Once imported, parameters and fields carry information that associates them with
their original type in the ComAliasNameAttribute. The conversion process applies
ComAliasNameAttribute to associate a field, parameter, or return value with the
name of the type library and the type within the library that was used as an
alias.
The following type library representation shows that the cl parameter is typed as
a BUTTON_COLOR, which is an alias for an integer.
Type library representation
library MyLib {
typedef [public] int BUTTON_COLOR;
interface ISee {
HResult SetColor([in] BUTTON_COLOR cl);
HResult GetColor([out, retval] BUTTON_COLOR *cl);
};
coclass See {
[default] interface ISee
};
};
==>
The converted types appear as follows:
public interface ISee {
void SetColor([ComAliasName("MyLib.BUTTON_COLOR")]] int cl);
[return: ComAliasName("MyLib.BUTTON_COLOR")] int GetColor();
};
public class See {
public void SetColor([ComAliasName("MyLib.BUTTON_COLOR")]] int cl);
[return: ComAliasName("MyLib.BUTTON_COLOR")] int GetColor();
};
Note that the actual type BUTTON_COLOR is not defined in the resulting metadata.
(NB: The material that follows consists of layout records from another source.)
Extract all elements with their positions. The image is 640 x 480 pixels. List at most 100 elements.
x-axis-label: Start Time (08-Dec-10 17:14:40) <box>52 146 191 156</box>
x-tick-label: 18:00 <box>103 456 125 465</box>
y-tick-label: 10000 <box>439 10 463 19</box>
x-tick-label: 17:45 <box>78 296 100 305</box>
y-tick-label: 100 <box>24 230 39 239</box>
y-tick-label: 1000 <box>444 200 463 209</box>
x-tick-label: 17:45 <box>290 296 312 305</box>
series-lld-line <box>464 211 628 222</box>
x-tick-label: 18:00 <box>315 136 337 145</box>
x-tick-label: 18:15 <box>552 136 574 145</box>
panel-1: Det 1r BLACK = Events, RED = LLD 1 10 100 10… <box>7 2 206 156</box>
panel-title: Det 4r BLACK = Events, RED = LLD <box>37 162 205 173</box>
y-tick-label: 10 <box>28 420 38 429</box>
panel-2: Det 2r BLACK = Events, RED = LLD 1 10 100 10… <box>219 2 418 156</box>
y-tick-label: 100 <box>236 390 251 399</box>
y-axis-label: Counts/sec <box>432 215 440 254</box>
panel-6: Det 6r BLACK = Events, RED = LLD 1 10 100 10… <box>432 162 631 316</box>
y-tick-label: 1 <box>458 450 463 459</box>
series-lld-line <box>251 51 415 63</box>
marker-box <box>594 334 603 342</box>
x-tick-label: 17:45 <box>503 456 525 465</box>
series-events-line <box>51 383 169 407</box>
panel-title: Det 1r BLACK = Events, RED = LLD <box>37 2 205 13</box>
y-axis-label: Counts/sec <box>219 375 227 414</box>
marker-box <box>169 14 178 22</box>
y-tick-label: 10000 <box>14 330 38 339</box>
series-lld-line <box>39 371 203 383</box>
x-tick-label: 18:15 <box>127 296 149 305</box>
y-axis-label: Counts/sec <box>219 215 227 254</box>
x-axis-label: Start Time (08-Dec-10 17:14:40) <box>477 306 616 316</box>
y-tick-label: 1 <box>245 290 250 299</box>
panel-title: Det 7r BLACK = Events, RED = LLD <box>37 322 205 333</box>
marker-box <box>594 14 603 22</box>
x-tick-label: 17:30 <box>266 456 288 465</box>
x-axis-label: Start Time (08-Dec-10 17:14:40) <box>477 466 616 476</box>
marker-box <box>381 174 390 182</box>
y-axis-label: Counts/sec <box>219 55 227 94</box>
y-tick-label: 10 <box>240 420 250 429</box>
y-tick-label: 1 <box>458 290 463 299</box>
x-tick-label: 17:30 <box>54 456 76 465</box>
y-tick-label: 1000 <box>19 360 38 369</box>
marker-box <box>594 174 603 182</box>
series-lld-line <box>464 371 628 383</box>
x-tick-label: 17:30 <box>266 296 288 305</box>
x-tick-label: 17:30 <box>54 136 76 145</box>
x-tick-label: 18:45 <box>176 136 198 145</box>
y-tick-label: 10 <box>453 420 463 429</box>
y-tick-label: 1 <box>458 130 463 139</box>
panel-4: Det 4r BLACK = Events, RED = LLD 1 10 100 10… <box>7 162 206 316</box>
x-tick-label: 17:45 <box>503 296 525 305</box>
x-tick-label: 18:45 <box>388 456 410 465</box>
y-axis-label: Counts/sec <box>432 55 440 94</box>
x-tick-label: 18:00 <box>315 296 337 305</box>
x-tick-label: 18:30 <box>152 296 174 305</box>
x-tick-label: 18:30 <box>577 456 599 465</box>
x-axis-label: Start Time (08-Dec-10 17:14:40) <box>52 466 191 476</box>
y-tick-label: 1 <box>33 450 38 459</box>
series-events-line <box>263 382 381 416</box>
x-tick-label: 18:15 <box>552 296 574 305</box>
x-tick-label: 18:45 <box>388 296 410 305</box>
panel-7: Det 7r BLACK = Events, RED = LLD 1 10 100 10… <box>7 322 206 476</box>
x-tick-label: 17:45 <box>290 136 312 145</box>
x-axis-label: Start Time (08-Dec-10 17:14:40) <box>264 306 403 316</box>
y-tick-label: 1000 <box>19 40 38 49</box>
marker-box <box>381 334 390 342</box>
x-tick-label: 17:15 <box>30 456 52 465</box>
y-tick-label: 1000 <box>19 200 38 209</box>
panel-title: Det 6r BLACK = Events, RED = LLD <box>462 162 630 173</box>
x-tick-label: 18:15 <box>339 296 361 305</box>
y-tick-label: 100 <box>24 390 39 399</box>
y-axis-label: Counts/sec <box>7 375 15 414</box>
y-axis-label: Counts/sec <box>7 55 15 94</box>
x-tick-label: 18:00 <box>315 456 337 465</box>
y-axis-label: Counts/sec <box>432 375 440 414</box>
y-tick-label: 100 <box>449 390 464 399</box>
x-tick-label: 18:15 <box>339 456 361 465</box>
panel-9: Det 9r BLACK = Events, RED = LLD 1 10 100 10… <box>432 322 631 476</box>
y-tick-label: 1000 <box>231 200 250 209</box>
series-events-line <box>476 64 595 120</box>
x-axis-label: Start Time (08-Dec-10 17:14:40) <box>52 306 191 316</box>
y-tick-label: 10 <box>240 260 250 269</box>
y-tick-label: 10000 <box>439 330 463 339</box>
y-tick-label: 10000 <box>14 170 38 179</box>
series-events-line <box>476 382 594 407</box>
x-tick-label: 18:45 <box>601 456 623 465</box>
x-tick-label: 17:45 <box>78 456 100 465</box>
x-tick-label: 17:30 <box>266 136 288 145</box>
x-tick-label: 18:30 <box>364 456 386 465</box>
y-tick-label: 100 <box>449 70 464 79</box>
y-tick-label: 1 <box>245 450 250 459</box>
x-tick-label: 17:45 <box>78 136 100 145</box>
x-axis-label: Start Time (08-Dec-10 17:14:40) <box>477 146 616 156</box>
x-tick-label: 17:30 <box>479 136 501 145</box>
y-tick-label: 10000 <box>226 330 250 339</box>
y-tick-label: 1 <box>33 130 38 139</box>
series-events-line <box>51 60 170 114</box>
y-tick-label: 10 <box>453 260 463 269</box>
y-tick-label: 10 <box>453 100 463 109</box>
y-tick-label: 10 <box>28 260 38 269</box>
Instead, the parameters typed as BUTTON_COLOR in the type library are typed as the
underlying type, int, and are attributed with the ComAliasNameAttribute. This
conversion process also applies the attribute to arguments on class methods.
$4、Imported Member Conversion
(Describes how the import process converts methods, properties, and events.)
This topic describes how the import process converts the following members:
Methods
Properties
Events
Tlbimp.exe applies the DefaultMemberAttribute to any method or property with a
DispID of 0. Note that C# developers must treat these members as arrays. For
additional information, see your programming language documentation.
Methods
When COM interop imports a COM type, it produces a .NET Framework method signature
equivalent to the original COM method signature. During the conversion process, it
maps COM parameters, return values, and HRESULTs to those in a .NET Framework
method signature, as shown in the following illustration.
Method signature conversion
You can examine method syntax with an object viewer or by using reflection, just as with any other .NET class. By default, when the COM object returns a failure HRESULT, the runtime throws a corresponding exception.